David Rancourt croit que la multidisciplinarité artistique du spectacle permet elle aussi de séduire plus facilement le grand public. « Le chant et la musique peuvent attirer un public qui n’aurait pas été porté à aller voir de la danse contemporaine à la base », explique-t-il. Une initiative de médiation culturelle (des ateliers présentés par PPS Danse notamment dans des écoles) permet aussi à la compagnie de mieux servir cette mission de vulgarisation de la danse contemporaine. « C’est plus qu’un atelier de danse. On leur fait faire de l’improvisation, on les met en contexte sur les clés ou les moteurs du développement du matériel de Perles et d’autres spectacles. On leur donne les mêmes exercices qu’on a fait faire à nos artistes. Les participant·e·s sont invité·e·s à explorer, puis à créer leur matériel. » 

Est-ce une façon de découvrir de jeunes adeptes de danse qui s’ignorent? « Je le crois, oui », répond David. « Moi, je viens de Rouyn-Noranda et c’est, entre autres, des activités de médiation culturelle avec Paul-André Fortier ou O Vertigo, qui m’ont fait prendre conscience qu’une carrière en danse, ça existait… À la fin de mon secondaire, je pensais étudier en théâtre à Montréal, mais ces rencontres ont été pour moi un déclic. Ça fait plus de vingt ans que je danse. Ça a changé ma vie! »

Démocratiser la danse contemporaine a toujours été l’une des missions fondamentales de la compagnie fondée en 1989 par Pierre-Paul Savoie. Est-ce que Perles est un peu comme un au revoir s’adressant à cette éloquente figure de la danse contemporaine?

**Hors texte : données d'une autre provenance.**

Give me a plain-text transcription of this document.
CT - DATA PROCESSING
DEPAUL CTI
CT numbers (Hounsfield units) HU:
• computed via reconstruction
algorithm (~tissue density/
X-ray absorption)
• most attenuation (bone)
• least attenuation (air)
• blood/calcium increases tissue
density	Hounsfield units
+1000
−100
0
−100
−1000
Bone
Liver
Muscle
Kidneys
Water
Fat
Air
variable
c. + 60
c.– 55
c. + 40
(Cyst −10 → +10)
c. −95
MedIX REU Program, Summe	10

« Le mari de Pierre-Paul est venu nous voir à Montréal. Il m’a dit : “C’est comme si je sens Pierre-Paul dans ce spectacle, car il lui a donné la forme et le contexte. Mais toi, David, tu t’es approprié le contenu et ça vous appartient maintenant. C’est une nouvelle signature artistique.” Pour moi, c’est une façon de passer le flambeau », conclut David Rancourt avec fierté.